Polverini (Ugl): il confronto con le parti sociali non è rinviabile i lavoratori del Sud hanno bisogno di risposte immediate

«Non sono pessimista, perché i1 nostro dovere è quello di essere fiduciosi. Ma credo che Marchionne debba trovare il tempo per parlare anche con i sindacati italiani». RenataPolverini, numero uno dell`Ugl, lancia un appello all`amministratore delegato della Fiat, che «ogni giorno - spiega la sindacalista - è impegnato a dare garanzie sul mantenimento degli stabilimenti tedeschi, ma non ha detto ancora nulla di preciso sul destino di quelli italiani».

Teme che l`annunciato tavolo tra governo, Lingotto e parti sociali possa essere convocato a decisioni già prese?
«Sappiamo che la partita che Fiat sta giocando per acquisire Opel è molto importante ed è normale che in questa fase l`azienda sia concentrata sulla Germania. Ma Marchionne ha già parlato con il governo tedesco e a questo punto non è più possibile rinviare il tavolo in Italia. Noi stessi dobbiamo dare risposte ai lavoratori che rappresentiamo e che hanno bisogno di essere rassicurati».

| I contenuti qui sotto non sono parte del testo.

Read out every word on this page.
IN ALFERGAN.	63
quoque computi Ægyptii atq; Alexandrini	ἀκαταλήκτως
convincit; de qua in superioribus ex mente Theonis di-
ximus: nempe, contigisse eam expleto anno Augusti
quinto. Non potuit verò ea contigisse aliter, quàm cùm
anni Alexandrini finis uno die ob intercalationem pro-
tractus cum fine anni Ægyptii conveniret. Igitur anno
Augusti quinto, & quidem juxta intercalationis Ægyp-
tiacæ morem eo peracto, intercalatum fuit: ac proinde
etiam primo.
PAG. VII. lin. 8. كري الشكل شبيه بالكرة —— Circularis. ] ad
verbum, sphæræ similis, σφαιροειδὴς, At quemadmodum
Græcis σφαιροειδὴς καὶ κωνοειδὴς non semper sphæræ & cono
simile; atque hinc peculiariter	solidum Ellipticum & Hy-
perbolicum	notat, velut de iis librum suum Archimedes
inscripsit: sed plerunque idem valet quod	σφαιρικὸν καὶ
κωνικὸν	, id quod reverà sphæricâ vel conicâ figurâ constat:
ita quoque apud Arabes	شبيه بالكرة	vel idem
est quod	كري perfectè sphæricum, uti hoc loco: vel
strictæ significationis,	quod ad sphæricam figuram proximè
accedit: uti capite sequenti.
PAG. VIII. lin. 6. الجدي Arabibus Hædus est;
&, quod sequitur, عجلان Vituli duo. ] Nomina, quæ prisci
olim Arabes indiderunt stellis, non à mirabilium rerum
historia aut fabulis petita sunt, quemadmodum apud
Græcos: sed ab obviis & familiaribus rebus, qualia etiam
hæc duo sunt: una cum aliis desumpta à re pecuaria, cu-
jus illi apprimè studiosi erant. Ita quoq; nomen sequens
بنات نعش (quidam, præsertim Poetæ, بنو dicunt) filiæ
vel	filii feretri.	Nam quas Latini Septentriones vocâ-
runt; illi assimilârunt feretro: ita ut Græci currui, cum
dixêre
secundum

Un esito positivo della trattativa Fiat-Opel potrebbe mettere a rischio il futuro degli operai italiani?
«Non eravamo preoccupati per l`accordo con Chrysler, mentre lo siamo certamente per quello possibile con Opel, perché ci sarebbero delle sovrapposizioni tra le auto prodotte in Germania
e quelle prodotte in Italia. Siamo italiani e tifiamo per il Lingotto, ma dobbiamo pensare anche a difendere i nostri lavoratori, specialmente quelli del Sud. Il matrimonio Fiat-Opel si può fare, ma bisogna essere convinti di farlo nel modo giusto. Per questo chiediamo a Marchionne parole chiare».

La partita tedesca di Fiat sembra però più difficile di quella giocata in America con Chrysler.
«Sì, perché Fiat mette in campo soltanto le proprie tecnologie avanzate, ma non offre risorse economiche. E sul tavolo del governo tedesco ci sono altre proposte serie che puntano decisamente a vincere la partita»,

Sabato scorso 1`Ugl ha organizzato la propria manifestazione a sostegno della Fiat proprio al Sud, ad Avellino.
«Abbiamo voluto dare un segnale a quel territorio, perché a essere messi in discussione sono sempre gli stabilimenti meridionali di Pomigliano e Termini Imerese».

Stabilimenti per i quali le indiscrezioni provenienti dalla Germania parlano della possibilità di chiusure e ridimensionamenti.
«Soluzioni del genere sono assolutamente da scongiurare. Nel 2004, quando la Fiat è uscita dall`ultima crisi ricominciando nuovamente a produrre buone auto, ci siamo impegnati a mantenere vivi tutti gli stabilimenti meridionali della casa automobilistica. Per Pomigliano in particolare ci aspettavamo l`assegnazione di nuovi modelli. Un`assegnazione che non c`è stata. Eravamo preoccupati prima, lo siamo ancora di più adesso».